Toddlers and the Old Masters

Reading was nearly always my de facto leisure activity in the school (and university) holidays. The holidays have always represented a chance to escape deep into the pool of history and literature I have loved to soak myself in since childhood – and until recently only exceptional circumstances could change this.

Now, however, with three young children under the age of 7, I cannot count so readily on time to spare for my love of reading. Reading has to be squeezed in wherever possible; writing even more desperately so. As I type this, a 2 year old is trying to cover me with a blanket, while a 4 year olds is asking where she can find another biscuit. I break away from the screen to tell one to stop, the other that she can’t snack now as dinner will be ready soon. Back, now, to my screen.
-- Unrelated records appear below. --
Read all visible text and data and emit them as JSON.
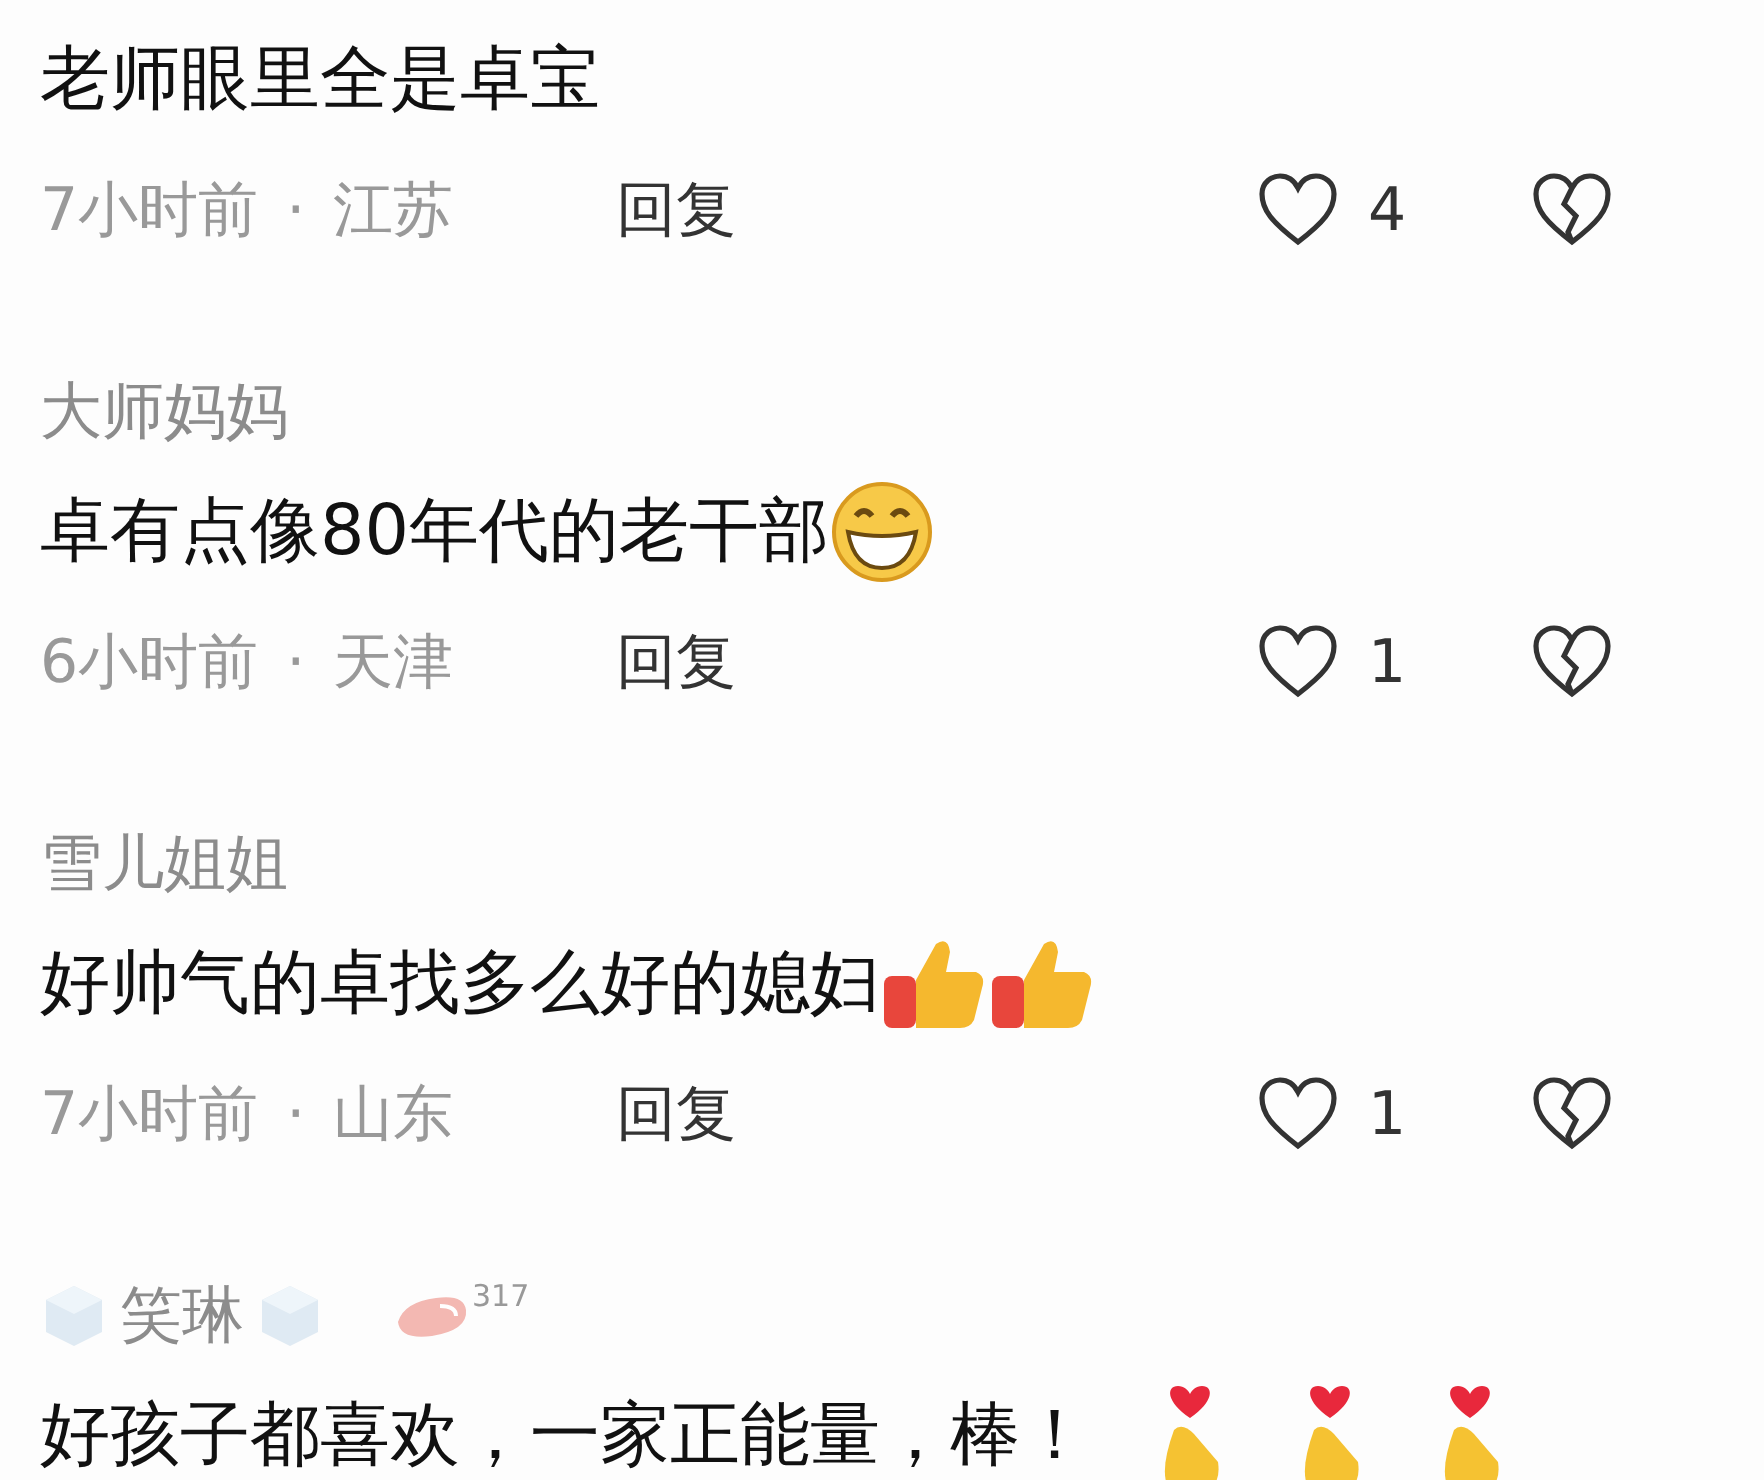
{
  "comments": [
    {
      "text": "老师眼里全是卓宝",
      "time": "7小时前",
      "separator": "·",
      "location": "江苏",
      "reply": "回复",
      "likes": "4"
    },
    {
      "author": "大师妈妈",
      "text": "卓有点像80年代的老干部",
      "emojis": [
        {
          "kind": "grin"
        }
      ],
      "time": "6小时前",
      "separator": "·",
      "location": "天津",
      "reply": "回复",
      "likes": "1"
    },
    {
      "author": "雪儿姐姐",
      "text": "好帅气的卓找多么好的媳妇",
      "emojis": [
        {
          "kind": "thumbs"
        },
        {
          "kind": "thumbs"
        }
      ],
      "time": "7小时前",
      "separator": "·",
      "location": "山东",
      "reply": "回复",
      "likes": "1"
    },
    {
      "author": "笑琳",
      "decorated": true,
      "badge": "317",
      "text": "好孩子都喜欢，一家正能量，棒！",
      "emojis": [
        {
          "kind": "heart-hand"
        },
        {
          "kind": "heart-hand"
        },
        {
          "kind": "heart-hand"
        }
      ]
    }
  ]
}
As a tired parent of young children, I started early on to find that my capacity for sustained concentration on long sentences of text on page was substantially diminished. I would not – could not – turn to TV as a sort of substitute: I broke decisively with that medium as a vessel of entertainment way back in my early 20s. I still love movies – well, some – but TV I have for some time regarded as something like a cesspit in which I do not wish to spend any time. (As an aside, students I teach – who have often discovered this fact – question me with scrupulous zeal and disbelief when I reveal it; I do not know how successful are my attempts to convince them that life beyond TV is, in fact, rather worthwhile).

What medium, then, to seek when pages of text are too much to cope with after a long day, and the humdrum presentism of the TV screen seems too banal to contemplate? The answer, I have often found, lies in Art – and in my growing collection of Art books. It is a brilliantly relaxing activity to sit and take in great works of art, to glance across page after page of image and artistry, to be sucked into the worlds and scenes that great painters of the past have endeavoured to convey.

And, what’s more, this proves a very lovely opportunity for fun with toddlers (and older children too) – who love looking at the paintings, identifying what’s depicted, naming colours and characters they can spy. Earlier this evening my two year old flicked through 25 pages of Degas and 23 pages of Matisse (OK, not exactly an old master) with me and she delighted in much of what she saw, as did I. Not a bad way to relax after a day of work.